"The Green Sweater" 5.0 by Fran Joyce
She wore the green sweater. Though she wasn’t Irish, she’d married into an Irish family, and it was expected. Everyone took the day off from work or school without exception. St. Patrick’s Day meant green sweaters, lots of Guinness and a shot of Jameson, potatoes, bacon and cabbage, soda bread, and Irish stew. There was singing and dancing and for a while, everyone forgot she wasn’t one of them. She knew the songs and the dance steps well enough not to embarrass herself.
She was thankful her mother encouraged her to learn to play the flute. She played in the high school marching band and the orchestra. In college she never made first chair, but to a bunch of tipsy Irishmen, her rendition of “Greensleeves” sounded surprisingly good.
Maeve, her mother-in-law, always put her to work in the kitchen peeling potatoes and chopping vegetables. While the kitchen crew reminisced about St. Patrick’s Days past with their Irish families, she laughed in all the right places and nodded knowingly. If they asked her about her family traditions, she talked about going to the O’Brien’s house in Chicago and going to see the Chicago River in all its green splendor on St. Patrick’s Day. They’d only done it once, but she always stretched the truth and made it seem like a yearly family excursion. A little white lie to make her seem more “green.”
Ryan would sneak into the kitchen, grab a piece of bacon, and kiss the back of her neck until his mom shooed him away. He appreciated how hard she worked to fit in on this special day.
When the meal prep was done, Maeve sent the girls (as she always referred to them) down to the basement to do the yearly craft with the children. They supervised the cutting of the big shamrock shapes from the green construction paper and helped the children cover their palms in white tempura paint to press on the shamrocks. Once dry the shamrocks would hang on the basement wall till next year when the process would be repeated. There was even a special ceremony, presided over by Maeve, where each child took down their old shamrock and placed it in the St. Patrick’s Day Memory Box before hanging up their new gift to their grandparents. Then, Ryan’s dad, Kevin, told the story of how St. Patrick drove the snakes out of Ireland. The children listened with eyes wide, delighted by their grandfather’s gift for storytelling.

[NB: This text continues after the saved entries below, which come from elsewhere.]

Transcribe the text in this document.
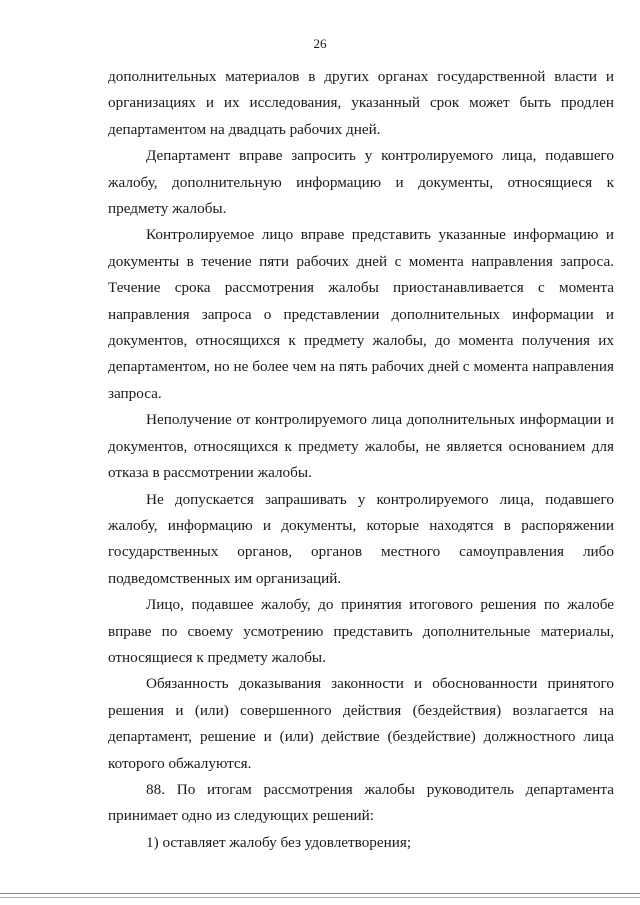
26

дополнительных материалов в других органах государственной власти и организациях и их исследования, указанный срок может быть продлен департаментом на двадцать рабочих дней.

Департамент вправе запросить у контролируемого лица, подавшего жалобу, дополнительную информацию и документы, относящиеся к предмету жалобы.

Контролируемое лицо вправе представить указанные информацию и документы в течение пяти рабочих дней с момента направления запроса. Течение срока рассмотрения жалобы приостанавливается с момента направления запроса о представлении дополнительных информации и документов, относящихся к предмету жалобы, до момента получения их департаментом, но не более чем на пять рабочих дней с момента направления запроса.

Неполучение от контролируемого лица дополнительных информации и документов, относящихся к предмету жалобы, не является основанием для отказа в рассмотрении жалобы.

Не допускается запрашивать у контролируемого лица, подавшего жалобу, информацию и документы, которые находятся в распоряжении государственных органов, органов местного самоуправления либо подведомственных им организаций.

Лицо, подавшее жалобу, до принятия итогового решения по жалобе вправе по своему усмотрению представить дополнительные материалы, относящиеся к предмету жалобы.

Обязанность доказывания законности и обоснованности принятого решения и (или) совершенного действия (бездействия) возлагается на департамент, решение и (или) действие (бездействие) должностного лица которого обжалуются.

88. По итогам рассмотрения жалобы руководитель департамента принимает одно из следующих решений:

1) оставляет жалобу без удовлетворения;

Weather permitting, the neighborhood kids decorated their bikes and had a parade. Since Ryan’s siblings lived in the neighborhood, she and Ryan loaded their kids’ bikes in Ryan’s trunk and took two cars to his parent’s house, so their kids could participate. Despite this inconvenience, she was glad to have some separation from his family during the rest of the year.

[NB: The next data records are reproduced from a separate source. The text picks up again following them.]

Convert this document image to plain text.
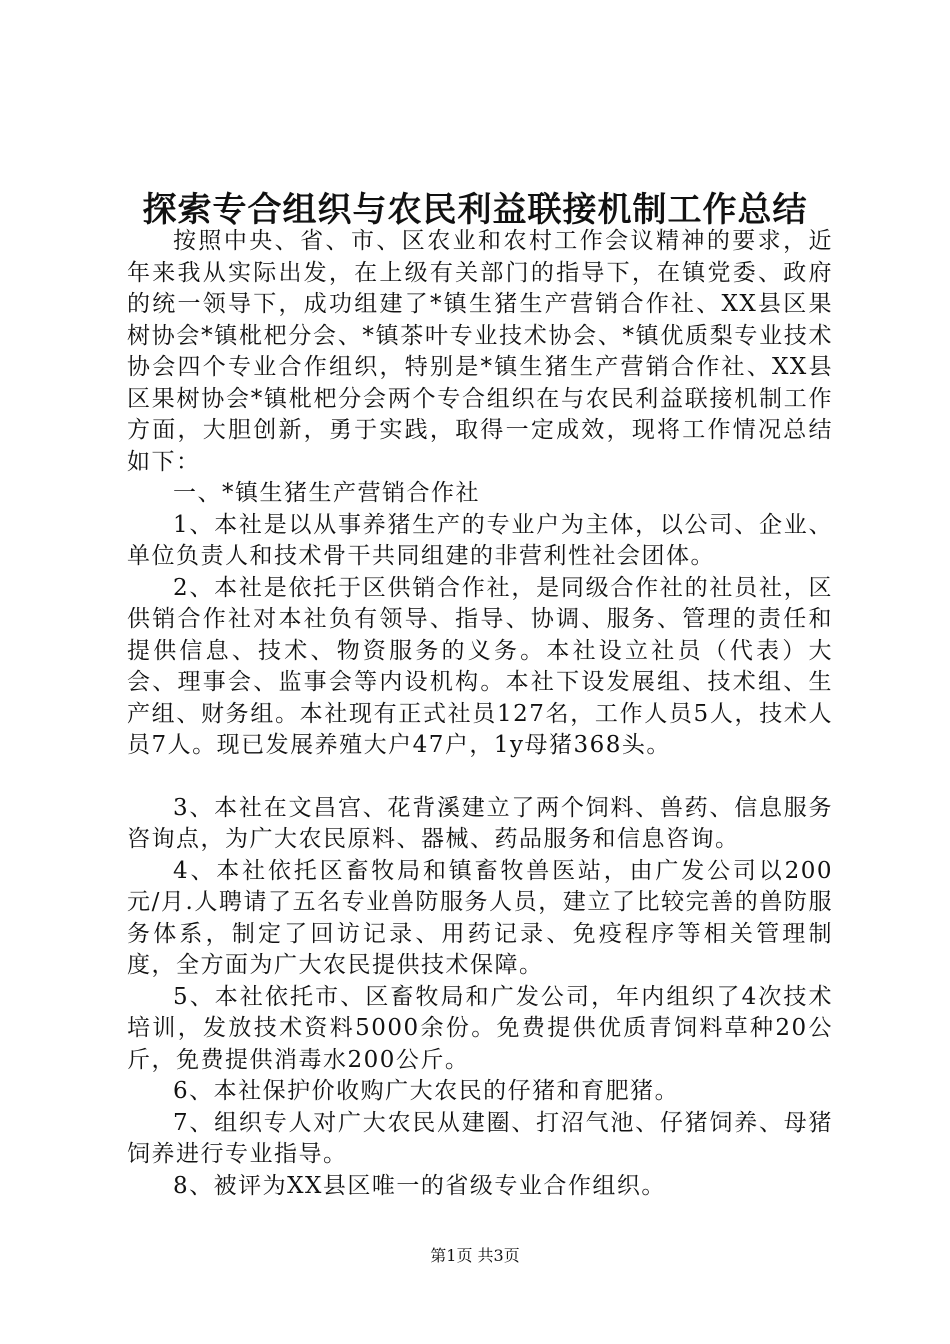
探索专合组织与农民利益联接机制工作总结

按照中央、省、市、区农业和农村工作会议精神的要求，近年来我从实际出发，在上级有关部门的指导下，在镇党委、政府的统一领导下，成功组建了*镇生猪生产营销合作社、XX县区果树协会*镇枇杷分会、*镇茶叶专业技术协会、*镇优质梨专业技术协会四个专业合作组织，特别是*镇生猪生产营销合作社、XX县区果树协会*镇枇杷分会两个专合组织在与农民利益联接机制工作方面，大胆创新，勇于实践，取得一定成效，现将工作情况总结如下：

一、*镇生猪生产营销合作社

1、本社是以从事养猪生产的专业户为主体，以公司、企业、单位负责人和技术骨干共同组建的非营利性社会团体。

2、本社是依托于区供销合作社，是同级合作社的社员社，区供销合作社对本社负有领导、指导、协调、服务、管理的责任和提供信息、技术、物资服务的义务。本社设立社员（代表）大会、理事会、监事会等内设机构。本社下设发展组、技术组、生产组、财务组。本社现有正式社员127名，工作人员5人，技术人员7人。现已发展养殖大户47户，1y母猪368头。

3、本社在文昌宫、花背溪建立了两个饲料、兽药、信息服务咨询点，为广大农民原料、器械、药品服务和信息咨询。

4、本社依托区畜牧局和镇畜牧兽医站，由广发公司以200元/月.人聘请了五名专业兽防服务人员，建立了比较完善的兽防服务体系，制定了回访记录、用药记录、免疫程序等相关管理制度，全方面为广大农民提供技术保障。

5、本社依托市、区畜牧局和广发公司，年内组织了4次技术培训，发放技术资料5000余份。免费提供优质青饲料草种20公斤，免费提供消毒水200公斤。

6、本社保护价收购广大农民的仔猪和育肥猪。

7、组织专人对广大农民从建圈、打沼气池、仔猪饲养、母猪饲养进行专业指导。

8、被评为XX县区唯一的省级专业合作组织。

第1页 共3页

The bigger kids and the adults played football (which she learned not to call soccer) in the park at the end of the street. They played in any weather unless there was lightning. The boys (as their mother called them) got so dirty and smelly, Maeve made them hose down in the yard and change into clean clothes in the basement before she allowed them at her table. The girls who were brave enough to play used the shower inside. Five minutes was your allotted shower time; and if you went over, you got dish duty and clean up after the big meal.
She was the designated driver even though it meant a trip back the next day for Ryan’s car. At midnight, they packed the kids up and made the twenty-minute drive home. The next day, the kids would be cranky from too much excitement and too little sleep. She loved when St. Patrick’s Day fell on Friday or Saturday because then it didn’t matter. They could all sleep in.
It was once a year; she’d put on the green sweater, smile, and be Irish.